No one knows how long the bull market will last, least of all me, but all good things come to an end. Ask the dinosaurs. One geological moment they’re standing in some fern glade in the redwoods, bellowing brainlessly, masters of the earth. We were there: the mammals, or proto-mammals, small rat- and weasel-like creatures with sharp teeth and shining eyes. And when the dinosaurs died—when their life cycle went bust—we moved out of the shadows and took over the earth. We are the most fearsome predator the earth has ever spawned, and those creatures that know us, fear us.

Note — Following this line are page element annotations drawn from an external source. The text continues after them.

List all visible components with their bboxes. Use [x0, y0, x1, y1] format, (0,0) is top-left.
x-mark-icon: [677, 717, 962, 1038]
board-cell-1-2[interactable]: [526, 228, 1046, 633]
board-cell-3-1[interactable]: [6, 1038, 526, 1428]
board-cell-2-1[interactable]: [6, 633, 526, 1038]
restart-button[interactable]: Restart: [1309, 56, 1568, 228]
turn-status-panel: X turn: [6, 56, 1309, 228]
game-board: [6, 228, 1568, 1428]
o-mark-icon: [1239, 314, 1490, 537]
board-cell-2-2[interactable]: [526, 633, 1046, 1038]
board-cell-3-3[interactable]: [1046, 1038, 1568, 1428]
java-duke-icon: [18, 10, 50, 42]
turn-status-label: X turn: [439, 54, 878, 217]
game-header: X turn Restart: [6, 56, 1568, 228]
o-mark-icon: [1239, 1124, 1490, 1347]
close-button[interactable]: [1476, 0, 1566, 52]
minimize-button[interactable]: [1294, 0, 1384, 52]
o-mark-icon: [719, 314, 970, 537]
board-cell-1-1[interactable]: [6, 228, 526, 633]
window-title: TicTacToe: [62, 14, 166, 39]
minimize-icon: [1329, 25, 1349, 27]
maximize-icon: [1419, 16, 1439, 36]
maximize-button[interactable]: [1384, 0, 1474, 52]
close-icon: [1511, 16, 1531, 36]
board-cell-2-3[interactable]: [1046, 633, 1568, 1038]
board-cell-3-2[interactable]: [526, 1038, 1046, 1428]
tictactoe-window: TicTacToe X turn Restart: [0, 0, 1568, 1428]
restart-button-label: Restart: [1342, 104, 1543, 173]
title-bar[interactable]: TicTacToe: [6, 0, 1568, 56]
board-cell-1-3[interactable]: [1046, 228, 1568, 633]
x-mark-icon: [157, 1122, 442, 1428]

Walking through the ruins of Castle, I had a sense of man as the dinosaur of this particular geological moment. There were shining eyes, watching from the shadows of ramshackle buildings. The others were there. I could hear them scurrying about when I looked through empty windows at rooms in which soiled doves once plied their trade.
There are other eyes in the woodlands, under the aspens, and these eyes are watching the big trophy homes that have begun to dominate the western landscape. There will be a bust to the boom, sooner or later, because that has always been the way. The big homes, too expensive for local folks, will fall into disrepair. The paint will peel from the walls, and the bare boards will bleach out, like bones under a desert sun. And then the watchers in the wood will move into the tumbledown buildings. The castles built by the wealth effect will lie broken and still under a merciless blue sky. And in the shadows under the shattered windows, the new inhabitants will scurry this way and that, their eyes shining, masters of all they survey.